Para que não pensem que sou um sujeito completa ou parcialmente anti-ecológico*, achei que poderia me redimir um pouco com os visitantes-verdes plantando neste humilde espaço a semente da inconformidade com o violento impacto humano em nosso planeta preferido -- e, até onde sei, único.

O fato é que eu estava cá, navegando entre os discos da minha coleção, quando estanquei diante do very-good-indeed USA Union, do bluesman inglês John Mayall.
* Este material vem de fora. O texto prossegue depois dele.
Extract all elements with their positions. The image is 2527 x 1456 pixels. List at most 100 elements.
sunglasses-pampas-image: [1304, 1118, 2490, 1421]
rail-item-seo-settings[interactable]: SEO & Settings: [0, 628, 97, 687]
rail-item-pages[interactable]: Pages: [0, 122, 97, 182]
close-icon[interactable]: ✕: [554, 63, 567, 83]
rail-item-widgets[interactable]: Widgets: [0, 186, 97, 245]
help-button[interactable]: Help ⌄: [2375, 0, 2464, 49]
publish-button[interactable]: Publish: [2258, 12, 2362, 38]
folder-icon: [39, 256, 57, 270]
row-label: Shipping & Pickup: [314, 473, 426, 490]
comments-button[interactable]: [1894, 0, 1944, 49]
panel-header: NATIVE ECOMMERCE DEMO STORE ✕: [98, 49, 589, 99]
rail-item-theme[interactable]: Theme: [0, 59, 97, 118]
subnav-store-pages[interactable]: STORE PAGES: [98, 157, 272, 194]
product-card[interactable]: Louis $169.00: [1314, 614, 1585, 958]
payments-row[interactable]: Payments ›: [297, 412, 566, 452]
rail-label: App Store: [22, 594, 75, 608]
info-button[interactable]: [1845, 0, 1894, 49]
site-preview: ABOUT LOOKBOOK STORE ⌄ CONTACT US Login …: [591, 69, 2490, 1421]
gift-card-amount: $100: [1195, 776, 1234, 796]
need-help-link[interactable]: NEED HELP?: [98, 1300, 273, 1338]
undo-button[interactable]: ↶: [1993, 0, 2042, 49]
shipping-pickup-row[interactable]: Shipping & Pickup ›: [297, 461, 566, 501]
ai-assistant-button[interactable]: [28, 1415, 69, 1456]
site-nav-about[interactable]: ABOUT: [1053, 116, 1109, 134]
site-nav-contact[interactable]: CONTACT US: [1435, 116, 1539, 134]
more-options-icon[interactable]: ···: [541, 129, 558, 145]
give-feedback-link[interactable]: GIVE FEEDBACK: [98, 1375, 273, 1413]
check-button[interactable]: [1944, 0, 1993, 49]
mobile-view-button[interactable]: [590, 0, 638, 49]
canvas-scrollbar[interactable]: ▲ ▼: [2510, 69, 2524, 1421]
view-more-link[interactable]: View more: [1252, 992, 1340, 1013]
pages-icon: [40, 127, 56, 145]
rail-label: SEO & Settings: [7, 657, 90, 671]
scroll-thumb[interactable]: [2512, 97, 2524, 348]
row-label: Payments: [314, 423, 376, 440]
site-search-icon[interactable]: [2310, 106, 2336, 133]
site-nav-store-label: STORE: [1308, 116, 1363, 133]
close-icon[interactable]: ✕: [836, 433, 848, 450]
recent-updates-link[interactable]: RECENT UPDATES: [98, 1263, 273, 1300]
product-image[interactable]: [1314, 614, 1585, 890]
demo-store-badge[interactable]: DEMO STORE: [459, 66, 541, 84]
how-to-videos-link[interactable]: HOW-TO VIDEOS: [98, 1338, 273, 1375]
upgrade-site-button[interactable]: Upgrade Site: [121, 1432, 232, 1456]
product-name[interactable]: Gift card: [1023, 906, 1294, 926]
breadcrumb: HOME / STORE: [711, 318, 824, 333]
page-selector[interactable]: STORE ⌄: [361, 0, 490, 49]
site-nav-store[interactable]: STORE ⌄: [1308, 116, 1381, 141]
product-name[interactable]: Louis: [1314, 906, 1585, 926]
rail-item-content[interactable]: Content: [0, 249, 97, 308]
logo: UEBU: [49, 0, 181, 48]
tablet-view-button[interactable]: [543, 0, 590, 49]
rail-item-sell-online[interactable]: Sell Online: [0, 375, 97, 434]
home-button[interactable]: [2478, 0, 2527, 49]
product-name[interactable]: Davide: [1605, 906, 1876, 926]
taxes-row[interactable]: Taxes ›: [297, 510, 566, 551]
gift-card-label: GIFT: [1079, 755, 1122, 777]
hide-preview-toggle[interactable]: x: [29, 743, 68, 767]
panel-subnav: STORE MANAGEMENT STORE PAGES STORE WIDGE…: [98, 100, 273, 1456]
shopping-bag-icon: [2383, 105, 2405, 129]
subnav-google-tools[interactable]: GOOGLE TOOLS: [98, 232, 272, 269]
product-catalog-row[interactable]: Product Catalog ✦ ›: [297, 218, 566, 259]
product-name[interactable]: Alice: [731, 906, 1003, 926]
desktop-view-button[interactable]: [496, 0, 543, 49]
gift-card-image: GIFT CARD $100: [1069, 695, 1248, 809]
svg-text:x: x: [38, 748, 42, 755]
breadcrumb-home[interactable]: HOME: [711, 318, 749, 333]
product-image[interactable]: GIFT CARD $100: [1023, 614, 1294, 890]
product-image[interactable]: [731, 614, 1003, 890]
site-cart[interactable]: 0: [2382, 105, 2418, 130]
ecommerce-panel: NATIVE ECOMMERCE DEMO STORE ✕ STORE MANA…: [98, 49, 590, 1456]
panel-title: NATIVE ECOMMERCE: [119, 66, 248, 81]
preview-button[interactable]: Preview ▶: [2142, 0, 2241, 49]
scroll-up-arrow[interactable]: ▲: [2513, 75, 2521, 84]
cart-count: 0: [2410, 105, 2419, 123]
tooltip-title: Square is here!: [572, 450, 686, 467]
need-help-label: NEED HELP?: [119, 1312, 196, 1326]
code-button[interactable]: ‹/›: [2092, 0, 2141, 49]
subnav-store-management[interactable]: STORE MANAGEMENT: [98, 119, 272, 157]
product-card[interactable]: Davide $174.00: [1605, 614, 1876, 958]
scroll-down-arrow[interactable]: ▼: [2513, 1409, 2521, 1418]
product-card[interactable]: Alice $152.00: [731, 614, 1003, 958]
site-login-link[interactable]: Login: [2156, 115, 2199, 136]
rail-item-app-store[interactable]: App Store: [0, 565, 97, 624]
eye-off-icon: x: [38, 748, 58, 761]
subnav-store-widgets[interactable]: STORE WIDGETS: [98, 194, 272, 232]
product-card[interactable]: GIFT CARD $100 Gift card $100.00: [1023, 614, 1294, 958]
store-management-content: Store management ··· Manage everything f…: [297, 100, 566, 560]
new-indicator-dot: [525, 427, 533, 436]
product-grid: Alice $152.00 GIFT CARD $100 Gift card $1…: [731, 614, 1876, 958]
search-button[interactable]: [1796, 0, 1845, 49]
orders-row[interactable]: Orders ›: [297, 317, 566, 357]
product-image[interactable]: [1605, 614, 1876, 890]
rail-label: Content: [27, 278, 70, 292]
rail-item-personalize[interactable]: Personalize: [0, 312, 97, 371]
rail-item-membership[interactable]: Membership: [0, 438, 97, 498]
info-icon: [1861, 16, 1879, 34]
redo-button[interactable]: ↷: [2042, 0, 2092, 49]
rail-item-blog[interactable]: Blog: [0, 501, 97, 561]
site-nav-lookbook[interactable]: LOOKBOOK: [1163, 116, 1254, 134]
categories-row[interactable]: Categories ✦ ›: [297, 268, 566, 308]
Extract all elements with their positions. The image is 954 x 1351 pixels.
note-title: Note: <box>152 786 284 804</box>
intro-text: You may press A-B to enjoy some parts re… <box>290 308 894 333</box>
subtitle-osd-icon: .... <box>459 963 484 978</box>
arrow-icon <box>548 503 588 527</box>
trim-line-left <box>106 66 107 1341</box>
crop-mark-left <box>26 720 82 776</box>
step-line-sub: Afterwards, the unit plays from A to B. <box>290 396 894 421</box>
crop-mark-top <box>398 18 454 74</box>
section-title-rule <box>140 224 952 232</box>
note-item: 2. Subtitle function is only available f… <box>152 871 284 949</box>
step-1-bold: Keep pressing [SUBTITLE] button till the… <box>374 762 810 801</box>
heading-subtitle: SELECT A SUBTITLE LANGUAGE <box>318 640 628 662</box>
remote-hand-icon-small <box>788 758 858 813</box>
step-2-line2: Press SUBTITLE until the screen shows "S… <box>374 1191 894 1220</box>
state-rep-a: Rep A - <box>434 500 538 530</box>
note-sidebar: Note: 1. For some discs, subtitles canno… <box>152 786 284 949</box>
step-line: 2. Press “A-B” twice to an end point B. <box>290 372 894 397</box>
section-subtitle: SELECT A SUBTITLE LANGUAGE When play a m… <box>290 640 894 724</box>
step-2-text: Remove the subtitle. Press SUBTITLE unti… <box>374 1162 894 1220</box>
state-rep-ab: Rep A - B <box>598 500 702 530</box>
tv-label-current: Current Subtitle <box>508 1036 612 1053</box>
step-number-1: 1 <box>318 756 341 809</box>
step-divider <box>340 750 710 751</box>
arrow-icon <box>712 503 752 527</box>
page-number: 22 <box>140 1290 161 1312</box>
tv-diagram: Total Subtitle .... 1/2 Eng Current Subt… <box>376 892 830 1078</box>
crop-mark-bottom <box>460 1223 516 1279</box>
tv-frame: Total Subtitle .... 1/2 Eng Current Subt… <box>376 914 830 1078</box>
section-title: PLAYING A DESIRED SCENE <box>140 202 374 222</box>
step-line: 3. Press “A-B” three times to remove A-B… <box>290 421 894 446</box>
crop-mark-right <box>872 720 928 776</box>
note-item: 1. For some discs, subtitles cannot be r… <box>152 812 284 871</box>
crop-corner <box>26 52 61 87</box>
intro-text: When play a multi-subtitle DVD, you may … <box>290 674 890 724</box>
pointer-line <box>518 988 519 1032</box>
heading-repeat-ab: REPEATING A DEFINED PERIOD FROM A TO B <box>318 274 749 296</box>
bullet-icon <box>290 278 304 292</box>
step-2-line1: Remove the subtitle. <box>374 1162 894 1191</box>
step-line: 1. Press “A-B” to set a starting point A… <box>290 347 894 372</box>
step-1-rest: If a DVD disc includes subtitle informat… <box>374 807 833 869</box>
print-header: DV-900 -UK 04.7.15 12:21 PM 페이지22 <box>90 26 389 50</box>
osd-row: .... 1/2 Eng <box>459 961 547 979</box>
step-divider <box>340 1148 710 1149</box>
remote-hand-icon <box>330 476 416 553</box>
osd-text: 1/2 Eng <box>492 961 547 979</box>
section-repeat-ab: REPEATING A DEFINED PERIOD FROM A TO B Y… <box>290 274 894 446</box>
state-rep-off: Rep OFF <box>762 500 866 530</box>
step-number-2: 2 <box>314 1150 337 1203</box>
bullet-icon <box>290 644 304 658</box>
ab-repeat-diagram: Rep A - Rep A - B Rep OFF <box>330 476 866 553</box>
E a primeira faixa, senhores, é a que dá o título a este post e foi o que me trouxe correndo para cá -- a pé, bem entendido, trotando descalço sobre os resquícios de relva e ligeiramente intoxicado pela poluição dos carros, essas satânicas máquinas emissoras de carbono. Pois a letra de Nature's Disappearing nos diz que estamos fazendo tudo errado, "raping the land and water and the air" e etc.. Imagino que deva ser o primeiro (e, também, até onde sei, único) blues eco-ativista que se tem notícia -- e você pode ouví-lo aqui.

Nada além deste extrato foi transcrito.